On the JVM that number might be a bit higher, but there are some excellent gems in there too. Lucene comes to mind especially; there's nothing like it on any other platform.
Love it or hate it, Java's back catalog of libraries is gargantuan. One of the biggest obstacles in getting a new language adopted is library support. The fact that Clojure gets all that for free is a way to get people using the language now. As Clojure matures, I'm certain more and more native libraries will emerge negating a lot of the need for Java.
I absolutely agree, but if you have no choice but to cooperate with the usual "enterprise" hodgepodge with its myriads of standards and protocols, not having to write something that will allow you to do that, is a huge benefit.
You'll have to suffer the environment, you don't have to suffer the language.
But I think it's going to be interesting whether the clojure community will re-write the innards of the libraries they're wrapping already. Will we see e.g. compojure that's turtles all the way down?
Many huge Java frameworks are painfully over-complex, but personally I make good use of a lot of "tiny" Java libraries. e.g. if I want to calculate an MD5 checksum or pluralize a word, there's usually a bit of Java out there for that already. Joda-Time is a good example of a clean Java library that's fairly painless to use from Clojure.
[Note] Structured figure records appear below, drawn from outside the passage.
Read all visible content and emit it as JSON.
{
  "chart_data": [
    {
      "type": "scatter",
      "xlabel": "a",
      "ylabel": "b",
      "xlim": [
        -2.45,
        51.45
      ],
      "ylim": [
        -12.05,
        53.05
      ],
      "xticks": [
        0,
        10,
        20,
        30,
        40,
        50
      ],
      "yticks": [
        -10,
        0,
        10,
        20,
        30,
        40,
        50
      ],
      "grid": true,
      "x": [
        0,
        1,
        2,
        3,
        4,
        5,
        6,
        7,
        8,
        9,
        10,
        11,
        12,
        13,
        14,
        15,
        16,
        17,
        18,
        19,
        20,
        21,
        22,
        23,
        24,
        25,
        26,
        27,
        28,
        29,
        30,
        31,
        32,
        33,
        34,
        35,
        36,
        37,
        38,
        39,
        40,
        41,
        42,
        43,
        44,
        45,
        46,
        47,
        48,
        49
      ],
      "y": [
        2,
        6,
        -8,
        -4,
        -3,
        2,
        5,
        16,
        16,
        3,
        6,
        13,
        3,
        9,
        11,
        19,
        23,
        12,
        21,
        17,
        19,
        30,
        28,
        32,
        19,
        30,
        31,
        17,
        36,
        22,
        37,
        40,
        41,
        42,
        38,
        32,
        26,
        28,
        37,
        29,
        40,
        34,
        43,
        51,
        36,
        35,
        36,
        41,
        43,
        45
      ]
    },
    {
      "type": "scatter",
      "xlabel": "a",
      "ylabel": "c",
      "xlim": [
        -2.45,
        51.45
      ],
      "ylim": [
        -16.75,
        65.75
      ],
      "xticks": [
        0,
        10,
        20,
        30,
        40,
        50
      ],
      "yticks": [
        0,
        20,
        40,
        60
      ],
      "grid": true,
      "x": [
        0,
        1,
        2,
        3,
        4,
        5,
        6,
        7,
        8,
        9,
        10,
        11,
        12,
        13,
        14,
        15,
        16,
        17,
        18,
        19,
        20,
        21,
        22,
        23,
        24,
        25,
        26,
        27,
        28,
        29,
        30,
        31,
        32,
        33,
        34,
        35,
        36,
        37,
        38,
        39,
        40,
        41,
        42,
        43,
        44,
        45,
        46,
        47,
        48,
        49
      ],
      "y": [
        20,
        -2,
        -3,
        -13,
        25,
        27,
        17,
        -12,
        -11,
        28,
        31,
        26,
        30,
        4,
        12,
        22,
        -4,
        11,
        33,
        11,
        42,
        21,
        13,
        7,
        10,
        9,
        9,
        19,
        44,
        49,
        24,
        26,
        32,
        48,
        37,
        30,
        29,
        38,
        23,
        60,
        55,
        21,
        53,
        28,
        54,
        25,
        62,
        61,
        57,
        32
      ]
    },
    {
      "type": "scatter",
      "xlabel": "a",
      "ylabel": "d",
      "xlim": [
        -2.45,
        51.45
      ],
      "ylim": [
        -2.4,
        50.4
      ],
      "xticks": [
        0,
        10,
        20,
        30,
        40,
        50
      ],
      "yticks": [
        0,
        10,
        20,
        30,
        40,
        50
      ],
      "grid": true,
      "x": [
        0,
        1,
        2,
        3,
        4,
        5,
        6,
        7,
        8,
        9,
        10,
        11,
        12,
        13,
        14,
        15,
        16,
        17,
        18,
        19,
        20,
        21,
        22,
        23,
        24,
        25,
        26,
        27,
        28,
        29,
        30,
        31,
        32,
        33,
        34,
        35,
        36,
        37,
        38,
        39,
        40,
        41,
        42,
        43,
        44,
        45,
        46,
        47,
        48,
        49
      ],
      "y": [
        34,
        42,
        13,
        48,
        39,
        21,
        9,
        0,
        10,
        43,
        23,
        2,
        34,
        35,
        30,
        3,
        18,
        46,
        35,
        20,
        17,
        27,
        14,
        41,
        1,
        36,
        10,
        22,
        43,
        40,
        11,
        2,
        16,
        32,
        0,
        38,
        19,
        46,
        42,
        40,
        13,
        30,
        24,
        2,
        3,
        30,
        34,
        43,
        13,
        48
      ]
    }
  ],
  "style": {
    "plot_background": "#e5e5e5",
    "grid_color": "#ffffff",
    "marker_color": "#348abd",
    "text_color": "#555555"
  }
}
And then sometimes people have written Clojure wrappers around Java frameworks. Ring/Compojure as a thin layer over Java servlets is a good example. clojure.contrib.sql is a thin wrapper around JDBC, so that Clojure can already talk to a wide variety of databases.
In that case you get the benefit of a solid codebase as well as the benefit of a clean Lispy interface. Not sure how much more you could ask for. It would likely take years to reproduce all of that work in pure Clojure.
Another issue I have with racket, which the article touched on a little, is the overall lack of cohesion between different libraries and language features. I believe this is an unfortunate consequence of starting out with such a simple core language as all Scheme's do. Everything that is built has a different style to it and doesn't necessarily interoperate well with other parts of the language.
For example, structures are entirely orthogonal to objects and the class and interface system are entirely orthogonal to units, even though these two pairs of features can heavily overlap in their use cases.
When it comes down to it, if I want to get something done in Clojure I feel like I have a clear path as to how to go about it, but in Racket it seems much easier to get lost inside the language for the reasons mentioned in the article.